I notice AI labs name things terribly. RLHF, DPO, PPO, GRPO. We're drowning in acronyms.

Meanwhile someone named a Reddit prompt engineering approach "artificial creativity". They built this whole system with knowledge symbols and reward points. Made it sound like a video game. Creative Synthesis and Reasoning Cycle.​

That's the one thing game developers got right. Good names matter. You remember "Portal" better than "First-Person Physics Puzzle Solver Alpha."

But in AI research we get PPO. Proximal Policy Optimization. Try explaining that at dinner. Your family will think you work in insurance.

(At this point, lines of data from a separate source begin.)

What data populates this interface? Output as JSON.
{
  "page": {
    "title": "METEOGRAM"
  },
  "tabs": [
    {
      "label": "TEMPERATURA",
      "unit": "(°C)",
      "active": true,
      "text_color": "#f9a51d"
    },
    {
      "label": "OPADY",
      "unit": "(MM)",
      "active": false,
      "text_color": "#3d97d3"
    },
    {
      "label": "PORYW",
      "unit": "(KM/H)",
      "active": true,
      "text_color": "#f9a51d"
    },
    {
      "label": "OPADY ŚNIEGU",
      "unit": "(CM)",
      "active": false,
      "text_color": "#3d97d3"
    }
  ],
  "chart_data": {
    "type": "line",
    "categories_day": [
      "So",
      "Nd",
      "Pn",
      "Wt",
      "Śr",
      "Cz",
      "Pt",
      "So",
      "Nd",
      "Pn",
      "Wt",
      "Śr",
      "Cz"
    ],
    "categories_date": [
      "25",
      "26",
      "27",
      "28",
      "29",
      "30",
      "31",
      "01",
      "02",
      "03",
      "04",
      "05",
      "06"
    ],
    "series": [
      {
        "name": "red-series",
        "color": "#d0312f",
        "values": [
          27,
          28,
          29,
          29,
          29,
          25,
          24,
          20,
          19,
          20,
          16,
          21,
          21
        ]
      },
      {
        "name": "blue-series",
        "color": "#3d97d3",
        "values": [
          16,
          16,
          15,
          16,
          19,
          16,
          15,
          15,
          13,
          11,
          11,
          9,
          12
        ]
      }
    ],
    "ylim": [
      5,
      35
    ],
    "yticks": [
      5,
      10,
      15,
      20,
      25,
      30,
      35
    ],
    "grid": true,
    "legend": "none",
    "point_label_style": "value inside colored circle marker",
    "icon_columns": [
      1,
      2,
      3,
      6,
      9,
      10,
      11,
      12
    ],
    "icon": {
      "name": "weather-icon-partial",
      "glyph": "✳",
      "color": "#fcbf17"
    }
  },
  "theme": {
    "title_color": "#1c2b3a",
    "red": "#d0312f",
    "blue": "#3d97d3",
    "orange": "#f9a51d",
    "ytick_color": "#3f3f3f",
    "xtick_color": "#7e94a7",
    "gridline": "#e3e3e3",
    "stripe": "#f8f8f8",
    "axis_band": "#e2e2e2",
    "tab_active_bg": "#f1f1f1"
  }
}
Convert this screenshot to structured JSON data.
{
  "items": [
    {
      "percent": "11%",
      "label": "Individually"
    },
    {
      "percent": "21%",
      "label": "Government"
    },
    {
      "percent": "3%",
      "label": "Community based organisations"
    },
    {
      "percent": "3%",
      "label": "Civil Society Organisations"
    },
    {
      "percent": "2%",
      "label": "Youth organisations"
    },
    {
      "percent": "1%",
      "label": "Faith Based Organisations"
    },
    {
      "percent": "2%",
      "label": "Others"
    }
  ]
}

What This Actually Means for You

Most people don't need to implement RLHF from scratch. Seriously. The compute costs alone make it unrealistic for small teams.​

If you're building a chatbot for customer service, start with a fine-tuned base model. Add DPO if you have preference data. That'll get you 90% of the way there.​

Save RLHF for when you need the model to handle high-stakes decisions. Or when you're working with sensitive domains like healthcare. The extra complexity pays off there.​

GRPO is interesting but new. Most tooling still supports PPO and DPO better. Wait six months. Let the ecosystem catch up.​

Here's what nobody tells you. Hyperparameter tuning will eat your time. Learning rate, clipping range, batch size, KL divergence penalty. Each one affects training stability. Get one wrong and your model diverges.​

The Reddit community learned this the hard way. Someone tried RLHF for improving writing style. Fine-tuned BERT as a classifier. Scored text from 0 to 1. Used it as a reward signal with GRPO. Needed 1,000 to 2,000 prompts just for that.​

Where This Goes Next

Reinforcement learning isn't going anywhere. It's how we get models to do more than pattern match.​

The next wave will probably focus on reward design. How do you build rewards that don't get hacked? That guide real improvements? Nobody's solved that cleanly yet.​

GRPO cut costs by 93%. That opens doors. Smaller companies can experiment now. We'll see more innovation from unexpected places.​

I think about the DeepSeek jump at step 8,200 a lot. Something clicked. The model went from struggling to reasoning in chains. All from trial and error. No human showing it how.​

That's what makes this interesting. Not the acronyms or the compute bills. The fact that machines can learn to think better by failing repeatedly. Just took us a while to figure out how to let them fail productively.